Two days remained to the girls, but they were so taken up in packing, and preparing Aunty Welcome for the trip back South, that they passed swiftly. Saturday morning the carry-all bore them over to Eastport, but it had to make two trips, and each time it stopped at Fair Havens, where Mrs. Carey and Nancy said goodbye to the girls, and the Captain waved them a salute.
“It has been the best summer I ever had,” Nancy cried, as she shook hands with them all, and kissed the girls and Aunty too. “You’ve been so good to me, and given me such a happy time, that I just can’t thank you.”
“We’ve got the Junior Cup up on the parlor mantel,” added Tom proudly, “right under mother’s framed marriage certificate, and father’s model of his first schooner. And Nancy sticks a bouquet of fresh posies in it every morning, girls.”
Nancy blushed radiantly, and kissed Polly a second time.

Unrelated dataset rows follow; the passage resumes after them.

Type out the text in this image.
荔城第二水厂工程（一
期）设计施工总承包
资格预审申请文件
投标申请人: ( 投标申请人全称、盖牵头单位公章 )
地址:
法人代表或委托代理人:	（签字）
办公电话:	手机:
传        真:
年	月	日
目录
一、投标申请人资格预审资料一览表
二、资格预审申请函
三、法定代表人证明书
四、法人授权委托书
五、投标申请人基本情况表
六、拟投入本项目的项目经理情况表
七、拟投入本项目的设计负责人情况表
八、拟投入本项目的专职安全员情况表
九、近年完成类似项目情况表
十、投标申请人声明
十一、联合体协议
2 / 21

“Sometimes I wonder if you let me win,” she whispered. “You held up a little I thought, there at the very last.”
“Did I?” laughed Polly. “It was because I was so glad and surprised when I saw the old Pirate nosing her way past me, that was all. Goodbye, dear. Don’t forget us.”
“Fair wind and tide to you wherever you sail, mates,” the Captain called; and there were tears in the girls’ eyes as they watched the last view of the little shore cottage, and the two figures there at the garden gate, the Captain with the wind blowing back his curly hair, as sturdy, as tall, and as storm-proof as one of the pines up on Bald Mountain.
“Girls, it’s been the happiest summer I’ve ever had,” cried Ruth as she put her head on Polly’s shoulder, and wept.
But Polly laughed in her old cheery way.
“Cheer up,” she said. “It won’t be the last. Turn around, like a good fellow, and wave a salute back at the old flag pole, and to Nancy, bless her.”
So they all stood up in the old carry-all at that last turn in the old shore road, and solemnly, hopefully, lovingly saluted the last glimpse of Lost Island, and the winner of the Junior Cup.